Our team was focused on assisting victims and providing them with encouragement and support. However, these moments are fraught with challenges and unknowns. In disaster response, things happen that none of our old ideas or preconceived senses can help us understand. Sure, we have taken Psychological first aid and sensitivity classes but when you are in the midst of turmoil and facing an elderly man in a wheel chair in his house with water everywhere, sometimes words are not adequate or appropriate and some other. It is the “coup d’oeil” an instant glimpse of the distress and pain in this man’s face that tells the whole story
This business of disaster response is very personal and sensitive for the responders and we were constantly asking ourselves if we how we would respond if we were the victims. We cannot anticipate every disaster, but we can because more prepared by embracing an attitude of being proactive, rather than being reactive to events. However, the proclivity of human nature is to procrastinate and sometimes bad things happen. We need to equip ourselves with knowledge, training and a game plan so lives and property don’t have to be lost to lack of vision. The old adage, “An ounce of prevention is worth a pound of cure” was recently restated by Max Mayfield, Director of National Hurricane Center, “Preparation through education is less costly the learning through tragedy”.
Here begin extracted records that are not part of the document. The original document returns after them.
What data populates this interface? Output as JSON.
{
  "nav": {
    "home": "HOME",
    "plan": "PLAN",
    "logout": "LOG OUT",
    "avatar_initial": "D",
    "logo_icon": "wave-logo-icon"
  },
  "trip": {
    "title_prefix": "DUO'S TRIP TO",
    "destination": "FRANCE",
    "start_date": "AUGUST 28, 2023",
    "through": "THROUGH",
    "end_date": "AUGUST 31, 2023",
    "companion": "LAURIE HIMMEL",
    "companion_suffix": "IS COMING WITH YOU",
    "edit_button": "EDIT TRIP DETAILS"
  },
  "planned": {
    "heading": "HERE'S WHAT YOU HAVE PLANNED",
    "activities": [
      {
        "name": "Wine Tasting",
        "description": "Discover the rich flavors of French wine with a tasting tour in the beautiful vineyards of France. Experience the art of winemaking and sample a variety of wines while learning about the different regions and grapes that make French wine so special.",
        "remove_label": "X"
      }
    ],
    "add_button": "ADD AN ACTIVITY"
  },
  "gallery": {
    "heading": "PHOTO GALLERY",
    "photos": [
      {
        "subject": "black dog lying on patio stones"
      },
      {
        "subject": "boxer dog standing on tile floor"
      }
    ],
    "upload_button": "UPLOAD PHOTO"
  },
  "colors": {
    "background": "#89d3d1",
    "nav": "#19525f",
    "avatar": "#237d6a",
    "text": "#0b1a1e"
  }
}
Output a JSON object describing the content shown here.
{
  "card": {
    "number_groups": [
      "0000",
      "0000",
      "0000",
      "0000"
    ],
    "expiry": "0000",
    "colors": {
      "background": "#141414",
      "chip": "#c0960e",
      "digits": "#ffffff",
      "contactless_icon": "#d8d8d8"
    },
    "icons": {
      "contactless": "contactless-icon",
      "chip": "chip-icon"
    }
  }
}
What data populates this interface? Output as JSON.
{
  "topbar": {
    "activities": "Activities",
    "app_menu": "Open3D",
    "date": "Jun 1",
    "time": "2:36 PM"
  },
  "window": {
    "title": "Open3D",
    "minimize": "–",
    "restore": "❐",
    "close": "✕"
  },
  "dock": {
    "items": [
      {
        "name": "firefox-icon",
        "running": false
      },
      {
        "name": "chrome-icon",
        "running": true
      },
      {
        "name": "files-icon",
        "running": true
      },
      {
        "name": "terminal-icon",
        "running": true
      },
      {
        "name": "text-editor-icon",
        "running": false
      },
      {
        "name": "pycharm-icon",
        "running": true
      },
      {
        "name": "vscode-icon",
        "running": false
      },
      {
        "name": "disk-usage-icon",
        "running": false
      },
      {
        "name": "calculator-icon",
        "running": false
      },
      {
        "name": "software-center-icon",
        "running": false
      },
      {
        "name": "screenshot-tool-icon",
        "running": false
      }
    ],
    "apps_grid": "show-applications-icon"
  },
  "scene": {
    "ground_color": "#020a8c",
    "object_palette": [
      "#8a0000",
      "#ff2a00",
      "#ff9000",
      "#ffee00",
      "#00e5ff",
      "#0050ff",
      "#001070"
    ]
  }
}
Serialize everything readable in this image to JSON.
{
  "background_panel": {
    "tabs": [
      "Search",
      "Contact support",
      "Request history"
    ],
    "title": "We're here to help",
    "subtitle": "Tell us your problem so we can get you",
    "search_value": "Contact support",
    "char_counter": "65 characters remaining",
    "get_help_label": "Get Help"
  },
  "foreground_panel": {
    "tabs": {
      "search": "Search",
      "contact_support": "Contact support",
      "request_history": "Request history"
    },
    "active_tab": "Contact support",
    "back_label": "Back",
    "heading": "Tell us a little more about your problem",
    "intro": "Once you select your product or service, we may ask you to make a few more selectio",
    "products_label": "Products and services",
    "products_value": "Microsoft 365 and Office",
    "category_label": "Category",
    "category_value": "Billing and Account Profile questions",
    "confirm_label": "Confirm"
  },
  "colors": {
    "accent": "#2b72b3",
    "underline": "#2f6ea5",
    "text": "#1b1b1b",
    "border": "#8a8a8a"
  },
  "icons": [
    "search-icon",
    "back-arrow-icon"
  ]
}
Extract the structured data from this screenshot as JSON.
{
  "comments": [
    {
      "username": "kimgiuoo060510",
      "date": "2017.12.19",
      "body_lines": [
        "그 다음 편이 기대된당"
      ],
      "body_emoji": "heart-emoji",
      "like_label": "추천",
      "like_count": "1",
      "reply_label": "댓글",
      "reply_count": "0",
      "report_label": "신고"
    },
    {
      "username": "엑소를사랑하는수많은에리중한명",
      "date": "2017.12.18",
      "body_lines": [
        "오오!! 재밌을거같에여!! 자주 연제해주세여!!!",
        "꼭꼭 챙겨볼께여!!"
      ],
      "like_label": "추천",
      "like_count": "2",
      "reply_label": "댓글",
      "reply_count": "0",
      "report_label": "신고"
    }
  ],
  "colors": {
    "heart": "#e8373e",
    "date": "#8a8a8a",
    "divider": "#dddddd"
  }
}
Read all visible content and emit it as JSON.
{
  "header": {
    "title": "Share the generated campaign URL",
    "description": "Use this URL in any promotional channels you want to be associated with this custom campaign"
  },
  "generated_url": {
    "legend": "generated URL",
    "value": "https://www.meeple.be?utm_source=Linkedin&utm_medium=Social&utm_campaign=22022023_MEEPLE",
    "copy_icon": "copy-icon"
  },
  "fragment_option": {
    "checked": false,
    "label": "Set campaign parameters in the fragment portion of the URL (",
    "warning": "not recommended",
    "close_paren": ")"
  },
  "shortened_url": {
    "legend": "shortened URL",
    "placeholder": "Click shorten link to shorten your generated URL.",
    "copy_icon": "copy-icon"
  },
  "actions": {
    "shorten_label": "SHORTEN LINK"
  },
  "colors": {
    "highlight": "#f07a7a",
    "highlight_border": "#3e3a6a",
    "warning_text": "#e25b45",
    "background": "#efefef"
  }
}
Corporate vision has been myopic in believing that there is time to prepare. Remember, when disaster strikes, the time to prepare has passed! It is imperative that all segments of society, corporate and individuals, get serious about disaster preparedness. For example, the U.S. federal government spent about $136 Billion on disaster relief and $ 718 Billion on defense in 2011. From those figures and other data, it looks like the powers that be are being reactive when it comes to disaster relief, and being proactive when it comes to defense. It shows where the priorities lie in regards to how the government views current threats to our safety and security.
Humanitarian efforts in disasters are critical and necessary. Everyone has a part to play, from the donors to the actual responders- we are all a team assisting a community which is hurting. To all of our volunteers and donors, we humbly thank you and look forward to your continuing support. Together we shall make a difference in the lives of others!